Yes it will help a lot too as you are doing query I guess that is enough a language picker that change something in the endpoint the game uses.

tuukka · 2022-04-05T23:29:45Z

As all the game data is currently loaded from a single file at start, I think the best approach might be to provide language-specific versions of this file.

Approach 0: Instead of having a language-specific file, fetch the data of the Wikidata item each time a card is shown to see if Wikidata (at the moment) contains the desired translations. I'm not sure which endpoints can be accessed directly by the game in the browser, but e.g. these would seem to work: https://www.wikidata.org/wiki/Special:EntityData/Q42.json and https://query.wikidata.org/bigdata/ldf?subject=wd:Q42

Approach 1: For each card (Wikidata item) in the original data file, replace the original label, description and Wikipedia article title (in English) by ones in the desired language from the same Wikidata item. However, they might not be available or they might be unsuitable (contain the answer or have a mistake).

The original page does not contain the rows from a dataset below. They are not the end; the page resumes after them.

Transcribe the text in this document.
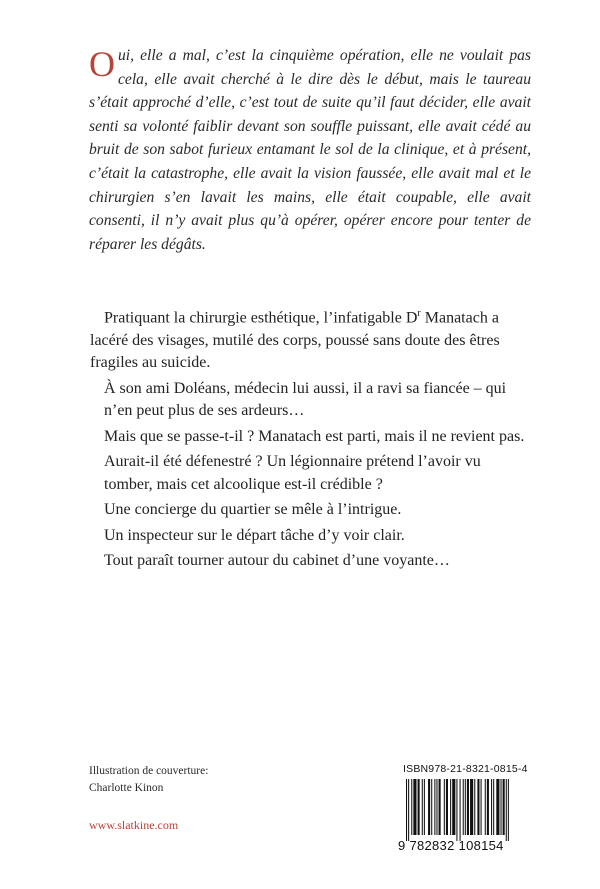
Oui, elle a mal, c’est la cinquième opération, elle ne voulait pas cela, elle avait cherché à le dire dès le début, mais le taureau s’était approché d’elle, c’est tout de suite qu’il faut décider, elle avait senti sa volonté faiblir devant son souffle puissant, elle avait cédé au bruit de son sabot furieux entamant le sol de la clinique, et à présent, c’était la catastrophe, elle avait la vision faussée, elle avait mal et le chirurgien s’en lavait les mains, elle était coupable, elle avait consenti, il n’y avait plus qu’à opérer, opérer encore pour tenter de réparer les dégâts.

Pratiquant la chirurgie esthétique, l’infatigable $D^r$ Manatach a lacéré des visages, mutilé des corps, poussé sans doute des êtres fragiles au suicide.

À son ami Doléans, médecin lui aussi, il a ravi sa fiancée – qui n’en peut plus de ses ardeurs…

Mais que se passe-t-il ? Manatach est parti, mais il ne revient pas.

Aurait-il été défenestré ? Un légionnaire prétend l’avoir vu tomber, mais cet alcoolique est-il crédible ?

Une concierge du quartier se mêle à l’intrigue.

Un inspecteur sur le départ tâche d’y voir clair.

Tout paraît tourner autour du cabinet d’une voyante…

Illustration de couverture:
Charlotte Kinon
www.slatkine.com
ISBN978-21-8321-0815-4
9 782832 108154
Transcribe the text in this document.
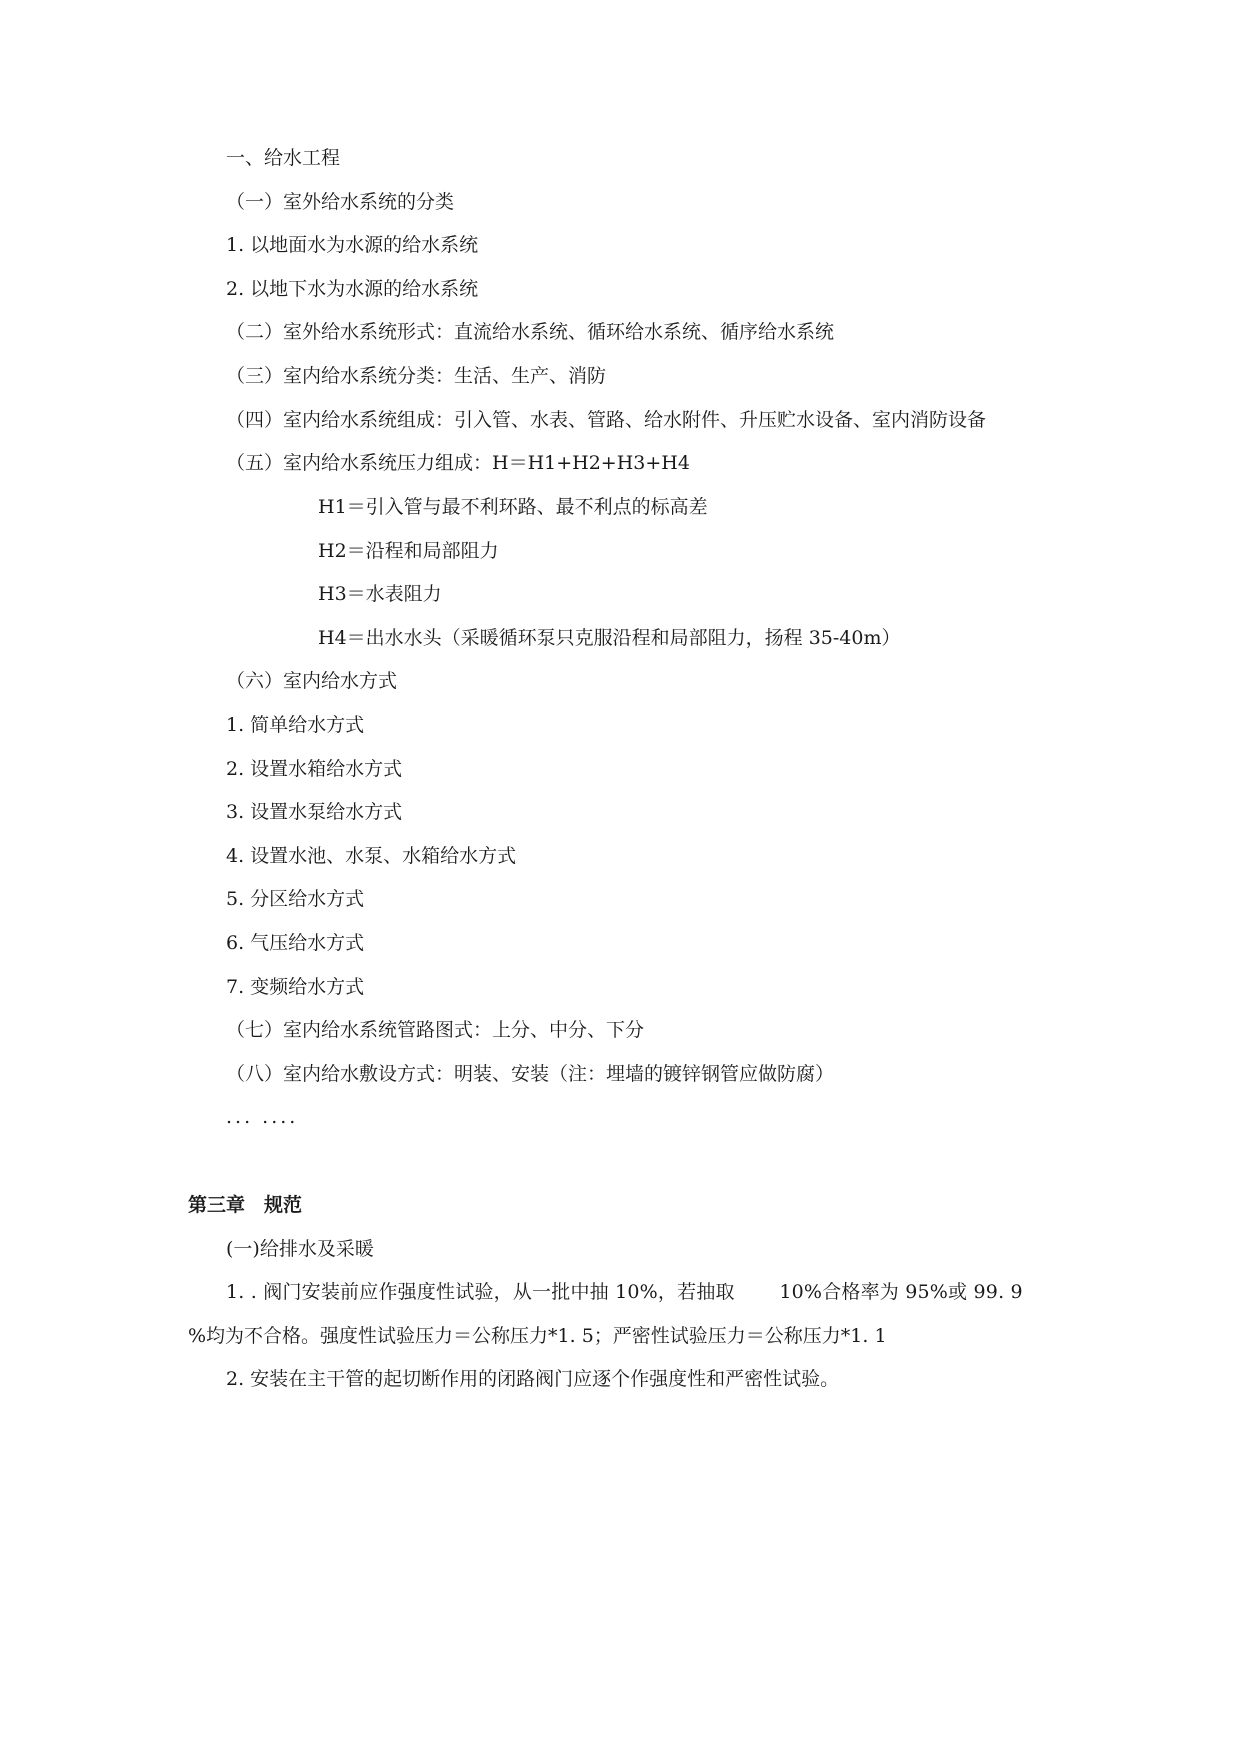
一、给水工程
（一）室外给水系统的分类
1. 以地面水为水源的给水系统
2. 以地下水为水源的给水系统
（二）室外给水系统形式：直流给水系统、循环给水系统、循序给水系统
（三）室内给水系统分类：生活、生产、消防
（四）室内给水系统组成：引入管、水表、管路、给水附件、升压贮水设备、室内消防设备
（五）室内给水系统压力组成：H＝H1+H2+H3+H4
H1＝引入管与最不利环路、最不利点的标高差
H2＝沿程和局部阻力
H3＝水表阻力
H4＝出水水头（采暖循环泵只克服沿程和局部阻力，扬程 35-40m）
（六）室内给水方式
1. 简单给水方式
2. 设置水箱给水方式
3. 设置水泵给水方式
4. 设置水池、水泵、水箱给水方式
5. 分区给水方式
6. 气压给水方式
7. 变频给水方式
（七）室内给水系统管路图式：上分、中分、下分
（八）室内给水敷设方式：明装、安装（注：埋墙的镀锌钢管应做防腐）
... ....
第三章　规范
(一)给排水及采暖
1. . 阀门安装前应作强度性试验，从一批中抽 10%，若抽取　　 10%合格率为 95%或 99. 9
%均为不合格。强度性试验压力＝公称压力*1. 5；严密性试验压力＝公称压力*1. 1
2. 安装在主干管的起切断作用的闭路阀门应逐个作强度性和严密性试验。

Approach 2: Generate a new set of cards appropriate in the desired language e.g. by tweaking https://github.com/tom-james-watson/wikitrivia-generator.

EDIT: Approach 3: Generate a new set of cards dynamically from frontend by calling a suitable Sparql endpoint such as QLever. https://qlever.cs.uni-freiburg.de/wikidata/

nicolaes · 2022-05-24T19:10:23Z

I like Approach 2 the most. Approaches 0 and 1 are for me:

Pro: long-term and low-maintenance
Con: may hinder quick-fix tweaks in the database

I'll try Approach 2 in Romanian to see how it goes.

Edit: I take back liking Approach 2 after seeing the 73GB data source. I will still give it a try, but don't have high hopes.

tuukka · 2022-05-24T20:52:09Z

@nicolaes 👍 Perhaps we can find the necessary people who can make this happen together. To make approach 2 easier, I found some initial discussion on reimplementing it based on queries against a Sparql endpoint. In my experience, the official Sparql endpoint does not have the performance needed, but QLever (and/or Virtuoso) might be able to answer all the queries we need. Here's a quick test that finds about 9000 results that might be suitable for Romanian cards: https://qlever.cs.uni-freiburg.de/wikidata/30kMrq?exec=true

See also: tom-james-watson/wikitrivia-generator#6 and tom-james-watson/wikitrivia-generator#8

nicolaes · 2022-05-25T17:57:24Z

@tuukka Thanks for the idea. I appreciate the effort to put together the Romanian version.
The quick test of 9000 entries is very relevant; current English database has 10k entries.

I don't know SPARQL, so I am playing around the link you provided.
My plan is to find a reasonably fast query that provides at least 5000 results, then put it together with the wikitrivia app.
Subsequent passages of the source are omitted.